Uma das principais medidas usadas em estudos epidemiológicos, é a taxa de incidência, pelo que no presente estudo foi calculada a taxa de incidência do primeiro para o segundo momento de avaliação e a correspondente incidência anual, para os três métodos de avaliação de trabalhadores. Assim, e no que se refere à incidência de sintomas do membro superior, observou-se uma incidência anual de 3,8%. Este valor encontra-se dentro do intervalo identificado na revisão sistemática realizada por Costa el al entre 2000 e 2012 com valores máximos na ordem dos seis por cento (Torres da Costa et al., 2015). Todavia, comparativamente ao estudo realizado por Pelissier (2014) o valor determinado é consideravelmente inferior. Fazendo a análise por região anatómica do membro superior, observou-se uma incidência anual de 4,1% nos sintomas no ombro, de 2,6% na região anatómica do cotovelo e de 3,8% na região do punho e mão.
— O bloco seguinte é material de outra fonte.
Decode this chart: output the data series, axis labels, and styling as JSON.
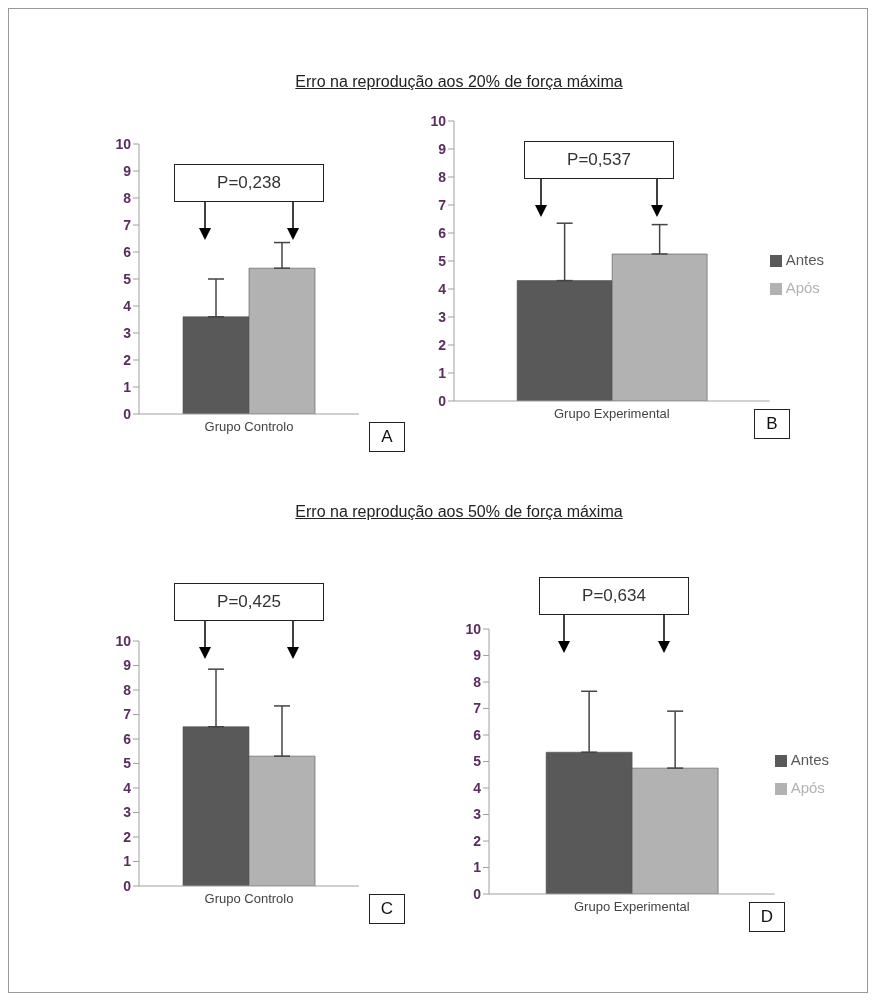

Quando se tem em conta o exame médico e a ecografia, verificou-se que a incidência anual de alterações no membro superior aumenta para valores de 9,3% e 8,8% respetivamente. Por região anatómica identificou-se uma taxa de incidência anual de 7,4% e 5,8% para a zona do ombro, 1,8% e 6,9% para a zona do cotovelo e 11,2% e 8,1% para a zona do punho e mão, através do exame médico objetivo e ecografia, respetivamente.

No que diz respeito ao ombro, os valores de incidência encontrados pelo exame médico e ecografia são superiores aos dos sintomas, o que pode ser justificado pelos mesmos motivos já referidos para a prevalência. Comparando os valores de incidência obtidos neste estudo, para a região do ombro, com alguns dos escassos estudos encontrados, verifica-se que, de uma maneira geral, os valores deste estudo, são inferiores. No entanto, na maior parte das vezes, os valores apresentados são referentes a períodos que não correspondem a um ano, pelo que se forem considerados os valores correspondentes aos dois anos que medeiam os dois momentos de avaliação, os valores obtidos estão dentro do intervalo dos estudos encontrados que apresentam valores de incidência entre dez e vinte por cento (H. Harcombe et al., 2014; Long, Bogossian, & Johnston, 2013; Trinkoff et al., 2006).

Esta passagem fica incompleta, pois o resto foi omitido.